Table 2 — Estimated Fine for Select Health Care systems Based on Hospital Bed Count and Operating Profits in 2019 for Noncompliance with CMS Price Transparency Regulations*
Conclusion
When CMS issued its price transparency rules, it cited multiple studies supporting the benefits of requiring hospitals to report more comprehensive price information (Scheurer 2013; Bees 2019; Wetzell 2014; Robert Wood Johnson Foundation 2016; Boynton and Robinson 2015). Increasing numbers of insurees have high-deductible health insurance plans and are eager to choose lower-cost providers, because the consumer must cover 100% of costs outof-pocket below the deductible. Improved transparency can also directly benefit employers, who need this information to make informed choices between health plans, providers, and treatments. For example, employers need price transparency in order to implement reference-pricing strategies that encourage their insured workers to use high-volume, lower-cost hospitals and surgeons that provide good treatment outcomes.
As our research shows, as of January 2022, only 45% of Texas hospitals were compliant with federal and state price transparency legislation. This compliance rate is equal to the rate reported for all U.S. hospitals back in June 2021 (Jiang et al. 2021). A December 2021 Wall Street Journal article reported that CMS had issued 335 warnings to hospitals for violations of the price transparency rules, but no fines have been issued yet (Evans, Mathews, and McGinty 2021). The article mentioned that early in 2021, Texas-based Christus Health said on its website that it did not plan to comply with the rules, because its comprehensive list of prices would “only be useful for [its] competitors.” Five Christus hospitals received warning letters from CMS, and we determined that all Christus hospitals are now posting their prices. Even so, our estimates of the size of the federal fines relative to annual profits for two of Texas’ largest health care systems are relatively small. For these systems, only the magnitude of the fines approved by the state legislature—the only penalty mechanism discussed by the CMS—would be sufficient to achieve compliance.

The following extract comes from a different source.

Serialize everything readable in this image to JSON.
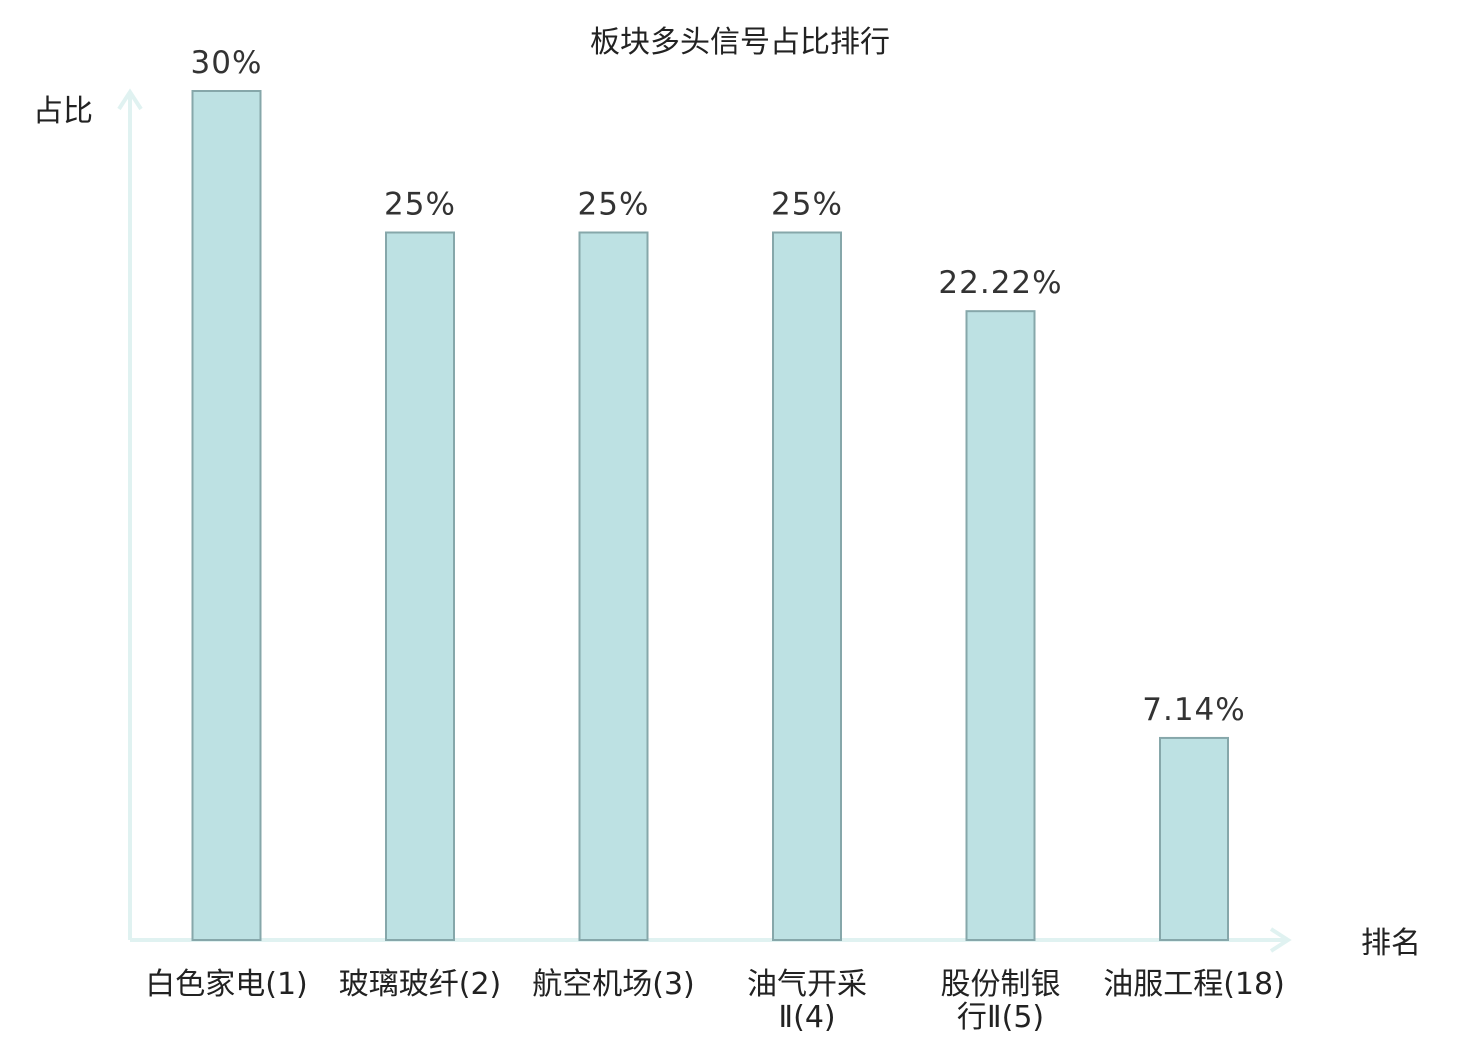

U.S. health care costs have risen faster than gross domestic product for decades, and they will continue to do so after the pandemic ends. Rising hospital prices are one of the major reasons underlying this cost growth (Cooper et al. 2019). Research has documented the link between hospital mergers and acquisitions and higher prices (Dafny 2018), and suggests that large health care systems are a prime contributor to cost growth. Texas state legislators were correct to craft legislation that would impose extraordinary penalties on the largest health care systems for failing to make their prices transparent to consumers, employers, and policymakers. Until S.B. 1137 is implemented as intended, Texans will lack the tools they need to shop for reasonably priced, effective hospital care.